Atahualpa Yupanqui biography
Atahualpa Yupanqui (22 January 1908 - 23 May 1992) was an Argentine singer, songwriter, guitarist, and writer.
Yupanqui was born Héctor Roberto Chavero Haram in Pergamino (Buenos Aires Province), in the Argentine pampas, about 200 kilometers away from Buenos Aires. His family moved to Tucumán when he was ten. In a bow to two legendary Incan kings, he adopted the stage name Atahualpa Yupanqui, which became famous the world over.
In his early years, Yupanqui travelled extensively through the northwest of Argentina and the Altiplano studying the indigenous culture. He also became radicalized and joined the Communist Party of Argentina. In 1931, he took part in the failed uprising of the Kennedy brothers and was forced to seek refuge in Uruguay. He returned to Argentina in 1934.
In 1935, Yupanqui paid his first visit to Buenos Aires; his compositions were growing in popularity, and he was invited to perform on the radio. Shortly thereafter, he made the acquaintance of pianist Antonieta Paula Pepin Fitzpatrick, nicknamed "Nenette", who became his lifelong companion and musical collaborator under the pseudonym "Pablo Del Cerro".
Because of his Communist Party affiliation (which lasted until 1952), his work suffered from censorship during Juan Perón's presidency; he was detained and incarcerated several times. He left for Europe in 1949. Édith Piaf invited him to perform in Paris in June of that year. He subsequently toured extensively throughout Europe.
In 1952, Yupanqui returned to Buenos Aires. He broke with the Communist Party, which made it easier for him to book radio performances.
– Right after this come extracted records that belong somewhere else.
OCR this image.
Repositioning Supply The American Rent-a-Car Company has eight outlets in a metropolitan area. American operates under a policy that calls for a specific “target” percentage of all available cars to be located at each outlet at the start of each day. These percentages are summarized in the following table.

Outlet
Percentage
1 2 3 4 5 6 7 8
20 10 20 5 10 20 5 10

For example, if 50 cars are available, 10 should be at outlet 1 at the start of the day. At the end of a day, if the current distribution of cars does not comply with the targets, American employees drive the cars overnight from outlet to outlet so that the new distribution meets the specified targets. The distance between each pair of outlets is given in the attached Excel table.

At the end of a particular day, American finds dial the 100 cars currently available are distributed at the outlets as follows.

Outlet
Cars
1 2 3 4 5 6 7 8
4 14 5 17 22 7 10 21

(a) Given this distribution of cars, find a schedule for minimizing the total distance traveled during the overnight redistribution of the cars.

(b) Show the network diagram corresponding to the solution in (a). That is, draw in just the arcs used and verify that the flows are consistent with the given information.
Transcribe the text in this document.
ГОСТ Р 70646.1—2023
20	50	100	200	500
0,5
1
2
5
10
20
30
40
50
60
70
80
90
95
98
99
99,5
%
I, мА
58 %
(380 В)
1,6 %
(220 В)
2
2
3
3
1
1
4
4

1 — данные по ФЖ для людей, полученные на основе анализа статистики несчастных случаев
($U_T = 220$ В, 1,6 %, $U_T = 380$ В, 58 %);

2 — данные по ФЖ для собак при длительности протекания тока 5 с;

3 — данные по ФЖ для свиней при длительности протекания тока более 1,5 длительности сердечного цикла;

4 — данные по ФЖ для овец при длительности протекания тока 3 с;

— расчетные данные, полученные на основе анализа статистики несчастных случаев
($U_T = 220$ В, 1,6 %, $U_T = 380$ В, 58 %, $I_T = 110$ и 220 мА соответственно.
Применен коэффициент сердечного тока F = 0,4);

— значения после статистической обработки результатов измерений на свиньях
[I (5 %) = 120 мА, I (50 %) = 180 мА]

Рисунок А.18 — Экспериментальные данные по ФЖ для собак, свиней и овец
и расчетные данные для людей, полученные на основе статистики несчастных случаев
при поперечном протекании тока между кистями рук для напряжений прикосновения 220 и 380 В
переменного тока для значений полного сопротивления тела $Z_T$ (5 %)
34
Recognition of Yupanqui's ethnographic work became widespread during the 1960s, and nueva canción artists such as Mercedes Sosa recorded his compositions and made him popular among the younger musicians, who referred to him as Don Ata.
Yupanqui alternated between houses in Buenos Aires and Cerro Colorado, Córdoba province. During 1963-1964, he toured Colombia, Japan, Morocco, Egypt, Israel, and Italy. In 1967, he toured Spain, and settled in Paris. He returned regularly to Argentina, but these visits became less frequent when the military dictatorship of Jorge Videla came to power in 1976.
Yupanqui died in Nimes, France in 1992 at the age of 84; he was buried in the Cerro Colorado Cementery.